After you've recovered sufficiently from hip replacement surgery to move about on your own, you may still find the thought of negotiating stairs a daunting one. An easy-to-remember saying will help you navigate stairs correctly. Your "good leg" must lead when going up the stairs and your "bad leg" must lead on the way back down. So, just remember: "up with the good, down with the bad."
Keep your crutches on the ground as you start to ascend the stairs. Face the stairway and make sure that you lean forward slightly while the crutches are still on the floor. If you have advanced to the point that you use a cane rather than crutches, then keep the cane on the floor.
Lift your good leg, which is the leg the surgeons did not operate on, and place your foot on the first step. Your crutches or cane should still maintain their position on the floor below this step, as should the leg that had the hip replacement.
Raise your bad leg and bring it up to first step next to the good leg. Never attempt to take steps in a normal manner immediately after a hip replacement. Do not climb using the method of putting one foot on a step and the other foot on the step above.

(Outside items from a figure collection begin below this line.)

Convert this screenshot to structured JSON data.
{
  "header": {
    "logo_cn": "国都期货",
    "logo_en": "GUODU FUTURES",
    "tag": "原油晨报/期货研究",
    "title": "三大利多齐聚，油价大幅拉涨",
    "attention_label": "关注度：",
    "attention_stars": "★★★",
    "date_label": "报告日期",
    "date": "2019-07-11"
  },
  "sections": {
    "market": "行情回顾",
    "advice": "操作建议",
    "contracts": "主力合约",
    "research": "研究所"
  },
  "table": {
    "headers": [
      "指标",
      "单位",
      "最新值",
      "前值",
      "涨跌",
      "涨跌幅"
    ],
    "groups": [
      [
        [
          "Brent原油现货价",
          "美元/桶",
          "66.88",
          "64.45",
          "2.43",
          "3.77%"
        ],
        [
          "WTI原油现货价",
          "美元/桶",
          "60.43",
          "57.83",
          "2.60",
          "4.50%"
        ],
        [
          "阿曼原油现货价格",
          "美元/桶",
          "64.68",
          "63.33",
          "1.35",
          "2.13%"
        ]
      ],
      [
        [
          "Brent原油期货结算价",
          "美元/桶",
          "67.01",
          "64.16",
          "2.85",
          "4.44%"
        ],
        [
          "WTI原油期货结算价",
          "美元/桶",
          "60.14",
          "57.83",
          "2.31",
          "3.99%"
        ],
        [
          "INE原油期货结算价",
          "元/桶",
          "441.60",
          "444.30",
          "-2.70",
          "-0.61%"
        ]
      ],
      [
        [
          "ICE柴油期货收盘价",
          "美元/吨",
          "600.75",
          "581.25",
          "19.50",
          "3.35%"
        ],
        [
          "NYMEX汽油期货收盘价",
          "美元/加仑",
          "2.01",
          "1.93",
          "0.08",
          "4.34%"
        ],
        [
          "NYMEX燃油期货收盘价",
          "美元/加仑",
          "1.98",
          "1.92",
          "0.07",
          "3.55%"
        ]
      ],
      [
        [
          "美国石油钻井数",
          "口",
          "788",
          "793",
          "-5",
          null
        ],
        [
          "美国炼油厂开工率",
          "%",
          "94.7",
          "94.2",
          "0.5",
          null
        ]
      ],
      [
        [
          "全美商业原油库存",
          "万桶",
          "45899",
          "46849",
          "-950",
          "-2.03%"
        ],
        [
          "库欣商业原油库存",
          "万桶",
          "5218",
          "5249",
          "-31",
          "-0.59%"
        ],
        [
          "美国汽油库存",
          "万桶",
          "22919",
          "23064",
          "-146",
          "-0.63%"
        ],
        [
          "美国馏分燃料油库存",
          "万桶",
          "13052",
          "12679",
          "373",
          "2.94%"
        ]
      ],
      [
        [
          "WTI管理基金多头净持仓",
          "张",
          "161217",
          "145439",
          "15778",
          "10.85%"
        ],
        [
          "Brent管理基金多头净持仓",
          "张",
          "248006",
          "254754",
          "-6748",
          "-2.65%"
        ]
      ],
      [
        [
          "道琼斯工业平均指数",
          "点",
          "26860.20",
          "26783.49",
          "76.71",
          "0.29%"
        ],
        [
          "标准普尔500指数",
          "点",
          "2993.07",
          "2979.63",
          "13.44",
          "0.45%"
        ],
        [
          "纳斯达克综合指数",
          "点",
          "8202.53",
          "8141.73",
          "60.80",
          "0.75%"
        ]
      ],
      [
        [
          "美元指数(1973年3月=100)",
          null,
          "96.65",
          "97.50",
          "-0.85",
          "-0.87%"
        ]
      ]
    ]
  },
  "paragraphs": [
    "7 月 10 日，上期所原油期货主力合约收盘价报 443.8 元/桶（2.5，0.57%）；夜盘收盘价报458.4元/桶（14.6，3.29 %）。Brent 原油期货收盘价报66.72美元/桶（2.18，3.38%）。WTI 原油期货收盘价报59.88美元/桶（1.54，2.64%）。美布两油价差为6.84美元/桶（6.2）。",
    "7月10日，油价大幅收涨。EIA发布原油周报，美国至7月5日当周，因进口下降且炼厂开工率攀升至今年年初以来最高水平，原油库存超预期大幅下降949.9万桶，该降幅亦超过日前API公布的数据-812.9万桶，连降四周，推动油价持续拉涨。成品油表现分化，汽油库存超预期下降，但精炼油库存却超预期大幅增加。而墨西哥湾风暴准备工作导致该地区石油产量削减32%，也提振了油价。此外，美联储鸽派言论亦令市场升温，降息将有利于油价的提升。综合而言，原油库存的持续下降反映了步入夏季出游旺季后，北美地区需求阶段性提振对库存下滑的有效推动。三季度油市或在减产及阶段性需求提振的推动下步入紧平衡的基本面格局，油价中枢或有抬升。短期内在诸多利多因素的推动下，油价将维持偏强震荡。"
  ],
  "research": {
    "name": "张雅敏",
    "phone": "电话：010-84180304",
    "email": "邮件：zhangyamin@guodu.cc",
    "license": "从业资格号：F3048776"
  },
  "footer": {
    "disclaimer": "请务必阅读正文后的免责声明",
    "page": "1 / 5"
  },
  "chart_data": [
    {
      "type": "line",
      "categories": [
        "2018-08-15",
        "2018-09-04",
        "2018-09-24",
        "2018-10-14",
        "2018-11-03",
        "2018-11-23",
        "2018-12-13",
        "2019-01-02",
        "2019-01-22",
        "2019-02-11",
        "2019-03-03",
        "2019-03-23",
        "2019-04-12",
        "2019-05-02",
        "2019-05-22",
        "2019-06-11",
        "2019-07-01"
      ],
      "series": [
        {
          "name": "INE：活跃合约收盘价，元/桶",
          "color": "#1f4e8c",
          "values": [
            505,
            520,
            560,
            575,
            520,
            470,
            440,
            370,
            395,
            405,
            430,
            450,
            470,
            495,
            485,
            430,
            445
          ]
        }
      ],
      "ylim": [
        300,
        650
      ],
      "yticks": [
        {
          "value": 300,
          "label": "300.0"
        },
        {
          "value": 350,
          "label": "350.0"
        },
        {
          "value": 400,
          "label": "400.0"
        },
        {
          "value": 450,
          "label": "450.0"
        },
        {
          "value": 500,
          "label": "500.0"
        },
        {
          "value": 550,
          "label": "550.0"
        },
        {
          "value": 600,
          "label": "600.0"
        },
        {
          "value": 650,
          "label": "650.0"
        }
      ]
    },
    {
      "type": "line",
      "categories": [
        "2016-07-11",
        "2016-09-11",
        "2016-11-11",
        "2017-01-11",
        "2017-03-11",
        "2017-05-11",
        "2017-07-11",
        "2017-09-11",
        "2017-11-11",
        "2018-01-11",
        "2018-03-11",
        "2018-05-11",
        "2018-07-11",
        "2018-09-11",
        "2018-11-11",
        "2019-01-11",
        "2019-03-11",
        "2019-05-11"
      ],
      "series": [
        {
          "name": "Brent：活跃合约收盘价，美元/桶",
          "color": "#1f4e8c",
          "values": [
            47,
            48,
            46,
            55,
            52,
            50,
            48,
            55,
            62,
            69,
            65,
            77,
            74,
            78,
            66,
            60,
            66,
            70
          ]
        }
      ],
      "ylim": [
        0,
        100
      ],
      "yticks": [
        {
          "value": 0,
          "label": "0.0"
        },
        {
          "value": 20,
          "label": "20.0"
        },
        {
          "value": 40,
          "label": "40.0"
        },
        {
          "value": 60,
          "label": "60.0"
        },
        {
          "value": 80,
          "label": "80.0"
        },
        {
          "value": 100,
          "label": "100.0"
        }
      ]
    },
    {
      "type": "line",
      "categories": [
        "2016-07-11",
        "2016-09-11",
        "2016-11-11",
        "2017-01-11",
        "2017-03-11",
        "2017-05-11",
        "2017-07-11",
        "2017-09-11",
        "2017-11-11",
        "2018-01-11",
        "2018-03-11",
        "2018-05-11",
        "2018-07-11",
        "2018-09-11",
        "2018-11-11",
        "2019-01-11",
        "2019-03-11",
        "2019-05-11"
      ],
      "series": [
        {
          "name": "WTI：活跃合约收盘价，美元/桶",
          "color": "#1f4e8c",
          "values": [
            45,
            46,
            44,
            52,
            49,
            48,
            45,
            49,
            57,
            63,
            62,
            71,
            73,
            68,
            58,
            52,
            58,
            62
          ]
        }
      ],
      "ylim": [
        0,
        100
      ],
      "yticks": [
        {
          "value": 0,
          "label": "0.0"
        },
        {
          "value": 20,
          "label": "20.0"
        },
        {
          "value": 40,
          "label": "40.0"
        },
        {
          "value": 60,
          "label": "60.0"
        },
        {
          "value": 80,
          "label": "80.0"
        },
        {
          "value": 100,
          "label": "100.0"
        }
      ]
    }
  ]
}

Bring the pair of crutches or the cane up to the step upon which you are now standing so that they can support your weight. Repeat this process to negotiate each separate step until you reach the top. Stop and rest, if you feel the need to, as you climb the stairs.
Go down the stairs using the opposite approach. Lead with your crutches or cane, placing these supports on the first step before you move either leg. This will give you full support as you make your way down.
After properly placing your crutches or cane, lead with your bad leg to descend. Once you have placed the leg that had the operation on the step, bring your good leg down so that both legs and the crutches or cane are all on the same step. Repeat this procedure for every step until you have reached the floor. You may find that going down stairs is more arduous than climbing them.
Have someone close by when you first attempt to climb or descend stairs. Ask for assistance until you are fully acquainted with the procedure.